Une tâche pas évidente, dont celui que les Allemands appellent désormais "le terroriste noir" va s'acquitter, profitant de la mise en place du STO pour récupérer ceux qui refusent de partir travailler en Allemagne. Planqué au milieu des forêts vosgiennes, ravitaillé par les producteurs du coin, ce premier maquis rassemblera 150 personnes environ, prêtes à en découdre... Mais comment et avec quelles armes ? L'impatience grandit, c'est elle qui aura raison de Bâ et de son action...

Rassurez-vous, si ce résumé vous paraît long, il ne fait qu'effleurer le récit de Germaine Tergoresse. Il y a encore beaucoup de choses à découvrir dans le roman de Tierno Monénembo. En particulier parce que le livre, évidemment centré sur la personne d'Addi Bâ, est aussi une formidable chronique sur la vie d'une village de la France profonde sous l'occupation.

Un vrai tour de force, car le Guinéen Monénembo réussit vraiment à reconstituer la vie quotidienne dans les Vosges à cette époque, vocabulaire à la clef, on sent qu'il a creusé son sujet et ses personnages sont plus vrais que nature. Tout comme, hélas, ce qu'il raconte... Un village divisé en deux clans, deux familles, séparées par des différends ancestraux qu'on se transmet de génération en génération... Les Tergoresse d'un côté, les Rapenne, de l'autre. Des familles qui ont des origines communes, qui sont liées par le sang, on est tous cousins, dans ces villages...

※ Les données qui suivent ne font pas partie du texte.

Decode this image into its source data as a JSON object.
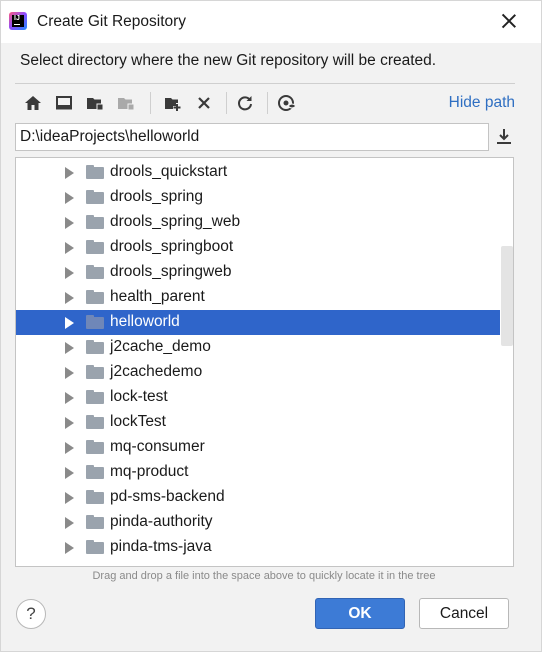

Alors, on voit naître un étrange et étonnant parallèle entre la sociologie de ce village des Vosges et celle d'un village africain... Des points communs que met en lumière l'auteur, comme pour expliquer la facilité avec laquelle Bâ s'est intégré à cette population pourtant si différente et a été accepté par ces gens simples, aux idées pas toujours très larges.

En lisant "le terroriste noir", avec ses Vosges, ses forêts, ses villages où planent des secrets inavouables, des rancoeurs toujours prêtes à éclore, son ambiance lourde, encore alourdie par la guerre et ses conséquences quotidiennes, avec l'arrivée d'un "intrus", comme l'est Addi Bâ, je n'ai pu m'empêcher de penser qu'on avaot là des ingrédients qui auraient pu servir à Pierre Pelot pour nous donner un roman noir, très noir, dont il a le secret...

Mais Monénembo nous offre un roman qui vaut aussi par ce qu'il ne raconte pas... Car la vie d'Addi Bâ, avant même son arrivée dans les Vosges, est et restera pleine de zones d'ombre... Plutôt que d'essayer de combler les vides, comme il aurait pu le faire en tant que romancier, l'écrivain joue avec ces données inconnues pour tisser une sorte de légende, celle d'un héros oublié et redécouvert sur le tard.

La plus importante de ces zones d'ombre, c'est pourquoi et par qui Addi Bâ a-t-il été trahi... Il n'existe que des hypothèses, qui font froid dans le dos. Car, sans doute, n'a-t-il pas été trahi pour sa couleur de peau ou sa religion, même pas parce qu'il était entré en résistance, mais parce qu'il était un bouc émissaire idéal pour régler des comptes personnels en familles... Oui, un différend personnel a sans doute précipité la perte d'Addi Bâ, homme courageux et finalement, bien plus patriote que bien des Français dits "de souche" à la même époque. Et, avec lui, des hommes et des femmes courageux qui l'avaient suivi dans cette aventure... Un gâchis incroyable.

Mais, la vraie trahison a eu lieu à la Libération... Lorsque Bâ sera écarté des honneurs parce que noir et musulman... Alors, on va l'oublier. Oh, pas seulement à Paris, même dans les villages vosgiens qu'il a fréquentés pendant trois ans. Comme si, dans son sillage, tant de souffrances avaient été subies, qu'on ait été résistant, simple citoyen ou même un peu trop proche de l'occupant... D'un commun accord, accord tacite, instinctif, presque, ces villageois vont effacer Addi Bâ de la mémoire collective...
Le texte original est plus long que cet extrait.